Скрипучий голос деда как-то царапал Лёньку, и он чувствовал, что внутри его разгорается острая искорка, заставляя его отодвинуться от деда дальше.
Отодвинулся и посмотрел вокруг…
Они сидели у выхода из станицы, под густой тенью ветвей корявого осокоря. Уже настала ночь, взошла луна, и ее молочно-серебристый свет, обливая ровное степное пространство, сделал его как бы у́же, чем оно было днем, у́же и еще пустынней, грустнее. Издалека, со степи, слитой с небом, вздымались тучи и тихо плыли над ней, закрывая луну и бросая на землю густые тени. Тени плотно ложились на землю, медленно; задумчиво ползли по ней и вдруг пропадали, точно уходя в землю через трещины от жгучих ударов солнечных лучей… Из станицы доносились голоса, и кое-где в ней вспыхивали огоньки, перемигиваясь с ярко-золотыми звездами.
– Пойдем, милый!.. идти надо, – сказал дед.
– Посидим еще!.. – тихо сказал Лёнька.
Ему нравилась степь. Днем, идя по ней, он любил смотреть вперед, туда, где свод неба опирается на ее широкую грудь… Там он представлял себе большие чудные города, населенные невиданными им добрыми людьми, у которых не нужно будет просить хлеба – сами дадут, без просьб… А когда степь, все шире развертываясь перед его глазами, вдруг выдвигала из себя станицу, уже знакомую ему, похожую строениями и людьми на все те, которые он видел прежде, ему делалось грустно и обидно за этот обман.
И теперь он задумчиво смотрел вдаль, откуда выползали медленно тучи. Они казались ему дымом тысяч труб того города, который так ему хотелось видеть… Его созерцание прервал сухой кашель деда.
Лёнька пристально взглянул в смоченное слезами лицо деда, жадно глотавшего воздух.
Освещенное луной и перекрытое странными тенями, падавшими на него от лохмотьев шапки, от бровей и бороды, это лицо, с судорожно двигавшимся ртом и широко раскрытыми глазами, светившимися каким-то затаенным восторгом, – было страшно, жалко и, возбуждая в Лёньке то, новое для него, чувство, заставляло его отодвигаться от деда подальше…

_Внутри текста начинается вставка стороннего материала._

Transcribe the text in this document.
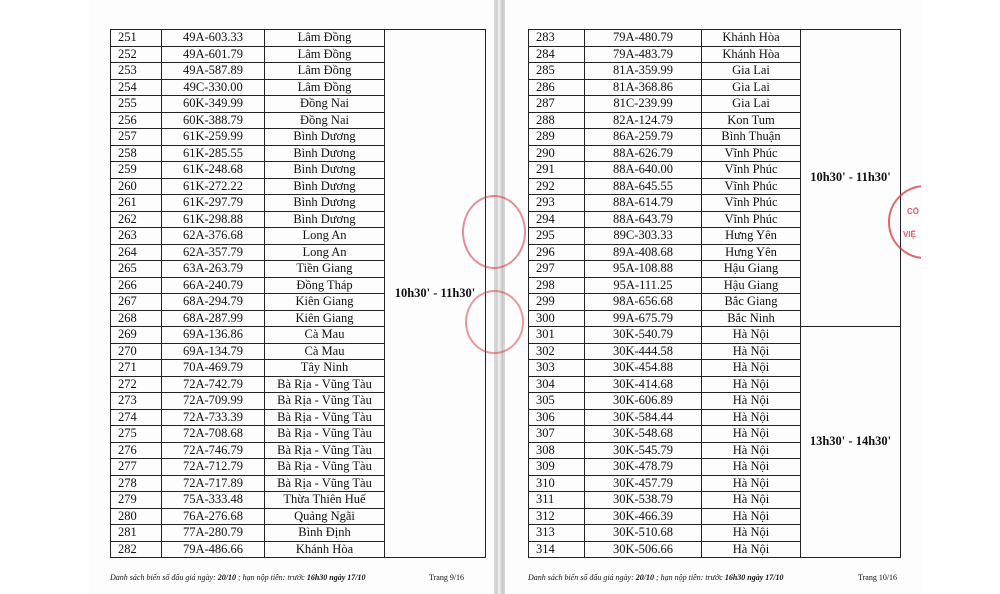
251	49A-603.33	Lâm Đồng	10h30' - 11h30'
252	49A-601.79	Lâm Đồng	
253	49A-587.89	Lâm Đồng	
254	49C-330.00	Lâm Đồng	
255	60K-349.99	Đồng Nai	
256	60K-388.79	Đồng Nai	
257	61K-259.99	Bình Dương	
258	61K-285.55	Bình Dương	
259	61K-248.68	Bình Dương	
260	61K-272.22	Bình Dương	
261	61K-297.79	Bình Dương	
262	61K-298.88	Bình Dương	
263	62A-376.68	Long An	
264	62A-357.79	Long An	
265	63A-263.79	Tiền Giang	
266	66A-240.79	Đồng Tháp	
267	68A-294.79	Kiên Giang	
268	68A-287.99	Kiên Giang	
269	69A-136.86	Cà Mau	
270	69A-134.79	Cà Mau	
271	70A-469.79	Tây Ninh	
272	72A-742.79	Bà Rịa - Vũng Tàu	
273	72A-709.99	Bà Rịa - Vũng Tàu	
274	72A-733.39	Bà Rịa - Vũng Tàu	
275	72A-708.68	Bà Rịa - Vũng Tàu	
276	72A-746.79	Bà Rịa - Vũng Tàu	
277	72A-712.79	Bà Rịa - Vũng Tàu	
278	72A-717.89	Bà Rịa - Vũng Tàu	
279	75A-333.48	Thừa Thiên Huế	
280	76A-276.68	Quảng Ngãi	
281	77A-280.79	Bình Định	
282	79A-486.66	Khánh Hòa	
Danh sách biển số đấu giá ngày: 20/10 ; hạn nộp tiền: trước 16h30 ngày 17/10	Trang 9/16
283	79A-480.79	Khánh Hòa	10h30' - 11h30'
284	79A-483.79	Khánh Hòa	
285	81A-359.99	Gia Lai	
286	81A-368.86	Gia Lai	
287	81C-239.99	Gia Lai	
288	82A-124.79	Kon Tum	
289	86A-259.79	Bình Thuận	
290	88A-626.79	Vĩnh Phúc	
291	88A-640.00	Vĩnh Phúc	
292	88A-645.55	Vĩnh Phúc	
293	88A-614.79	Vĩnh Phúc	
294	88A-643.79	Vĩnh Phúc	
295	89C-303.33	Hưng Yên	
296	89A-408.68	Hưng Yên	
297	95A-108.88	Hậu Giang	
298	95A-111.25	Hậu Giang	
299	98A-656.68	Bắc Giang	
300	99A-675.79	Bắc Ninh	
301	30K-540.79	Hà Nội	13h30' - 14h30'
302	30K-444.58	Hà Nội	
303	30K-454.88	Hà Nội	
304	30K-414.68	Hà Nội	
305	30K-606.89	Hà Nội	
306	30K-584.44	Hà Nội	
307	30K-548.68	Hà Nội	
308	30K-545.79	Hà Nội	
309	30K-478.79	Hà Nội	
310	30K-457.79	Hà Nội	
311	30K-538.79	Hà Nội	
312	30K-466.39	Hà Nội	
313	30K-510.68	Hà Nội	
314	30K-506.66	Hà Nội	
Danh sách biển số đấu giá ngày: 20/10 ; hạn nộp tiền: trước 16h30 ngày 17/10	Trang 10/16
CÔ
VIỆ
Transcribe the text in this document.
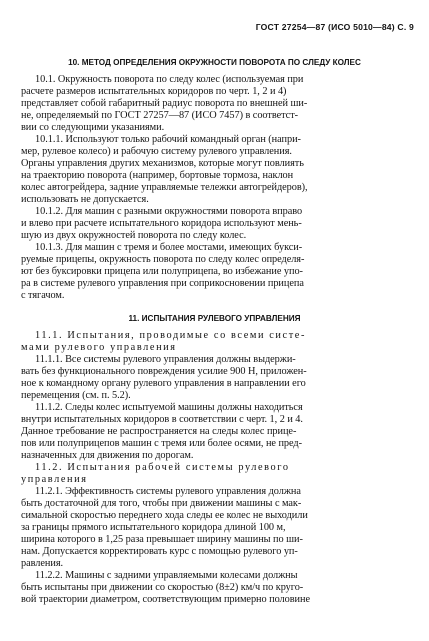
ГОСТ 27254—87 (ИСО 5010—84) С. 9
10. МЕТОД ОПРЕДЕЛЕНИЯ ОКРУЖНОСТИ ПОВОРОТА ПО СЛЕДУ КОЛЕС
10.1. Окружность поворота по следу колес (используемая при
расчете размеров испытательных коридоров по черт. 1, 2 и 4)
представляет собой габаритный радиус поворота по внешней ши-
не, определяемый по ГОСТ 27257—87 (ИСО 7457) в соответст-
вии со следующими указаниями.
10.1.1. Используют только рабочий командный орган (напри-
мер, рулевое колесо) и рабочую систему рулевого управления.
Органы управления других механизмов, которые могут повлиять
на траекторию поворота (например, бортовые тормоза, наклон
колес автогрейдера, задние управляемые тележки автогрейдеров),
использовать не допускается.
10.1.2. Для машин с разными окружностями поворота вправо
и влево при расчете испытательного коридора используют мень-
шую из двух окружностей поворота по следу колес.
10.1.3. Для машин с тремя и более мостами, имеющих букси-
руемые прицепы, окружность поворота по следу колес определя-
ют без буксировки прицепа или полуприцепа, во избежание упо-
ра в системе рулевого управления при соприкосновении прицепа
с тягачом.
11. ИСПЫТАНИЯ РУЛЕВОГО УПРАВЛЕНИЯ
11.1. Испытания, проводимые со всеми систе-
мами рулевого управления
11.1.1. Все системы рулевого управления должны выдержи-
вать без функционального повреждения усилие 900 Н, приложен-
ное к командному органу рулевого управления в направлении его
перемещения (см. п. 5.2).
11.1.2. Следы колес испытуемой машины должны находиться
внутри испытательных коридоров в соответствии с черт. 1, 2 и 4.
Данное требование не распространяется на следы колес прице-
пов или полуприцепов машин с тремя или более осями, не пред-
назначенных для движения по дорогам.
11.2. Испытания рабочей системы рулевого
управления
11.2.1. Эффективность системы рулевого управления должна
быть достаточной для того, чтобы при движении машины с мак-
симальной скоростью переднего хода следы ее колес не выходили
за границы прямого испытательного коридора длиной 100 м,
ширина которого в 1,25 раза превышает ширину машины по ши-
нам. Допускается корректировать курс с помощью рулевого уп-
равления.
11.2.2. Машины с задними управляемыми колесами должны
быть испытаны при движении со скоростью (8±2) км/ч по круго-
вой траектории диаметром, соответствующим примерно половине
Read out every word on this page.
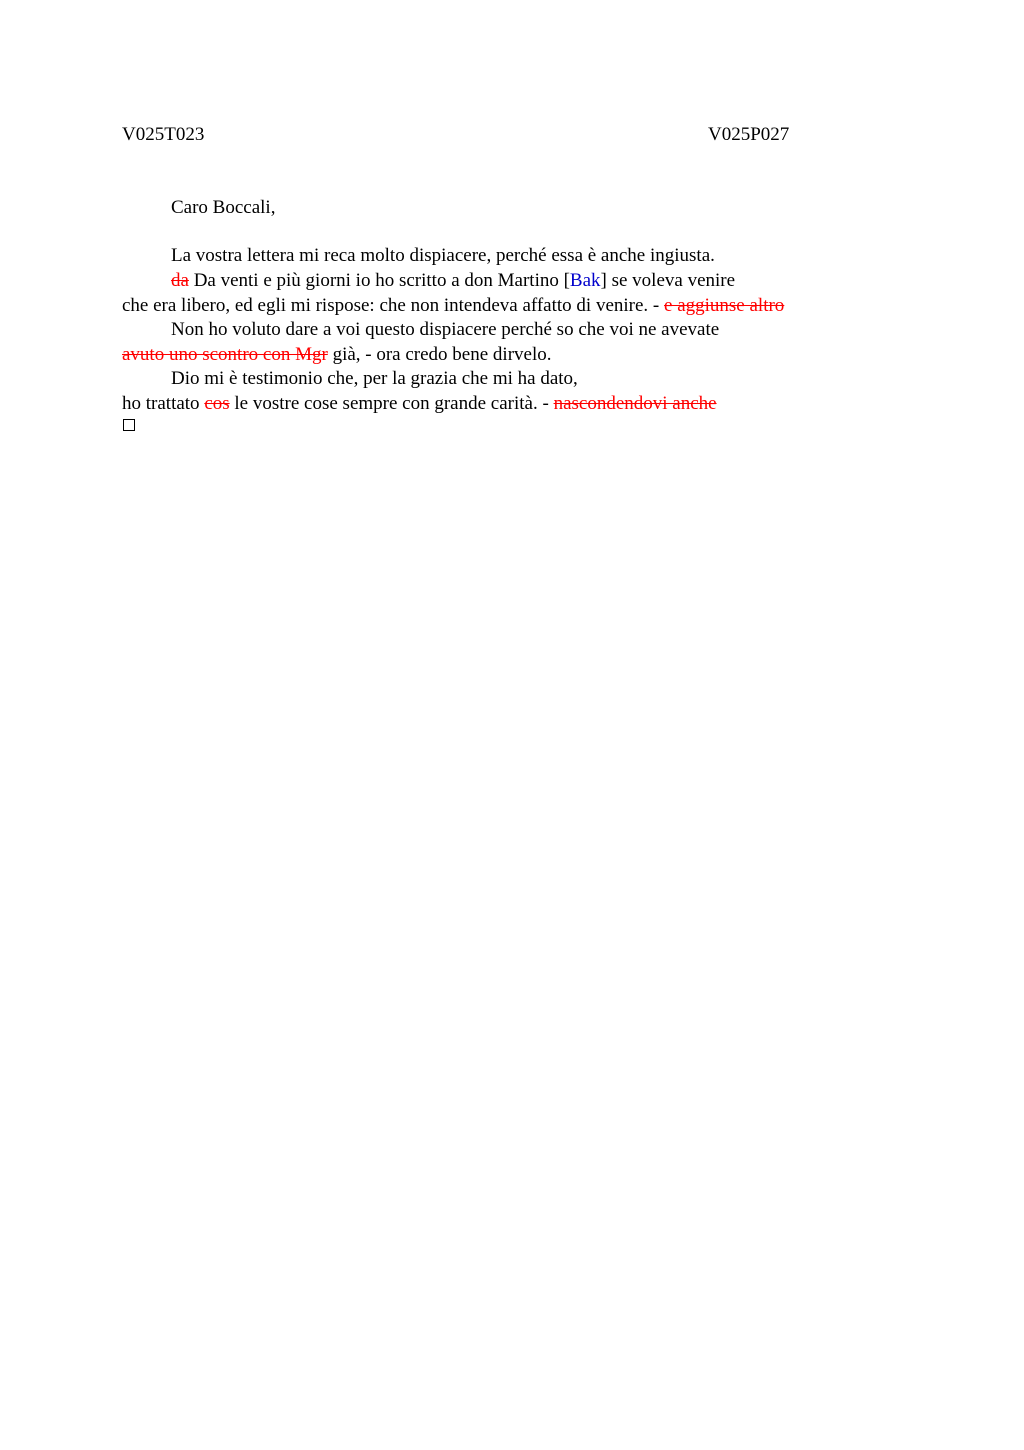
V025T023	V025P027
Caro Boccali,
La vostra lettera mi reca molto dispiacere, perché essa è anche ingiusta.
da Da venti e più giorni io ho scritto a don Martino [Bak] se voleva venire
che era libero, ed egli mi rispose: che non intendeva affatto di venire. - e aggiunse altro
Non ho voluto dare a voi questo dispiacere perché so che voi ne avevate
avuto uno scontro con Mgr già, - ora credo bene dirvelo.
Dio mi è testimonio che, per la grazia che mi ha dato,
ho trattato cos le vostre cose sempre con grande carità. - nascondendovi anche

– Ну, посидим, посидим!.. – бормотал он и, глупо ухмыляясь, шарил за пазухой.
Лёнька отвернулся и снова стал смотреть вдаль.
– Лёнька!.. Погляди-ка!.. – вдруг всхлипнул дед восторженно и, весь корчась от удушливого кашля, протянул внучку что-то длинное и блестящее. – В серебре! серебро ведь!.. полсотни стоит!..
Руки и губы у него дрожали от жадности и боли, и все лицо передергивалось.
Лёнька вздрогнул и оттолкнул его руку.
– Спрячь скорей!.. ах, дедушка, спрячь!.. – умоляюще прошептал он, быстро оглядываясь кругом.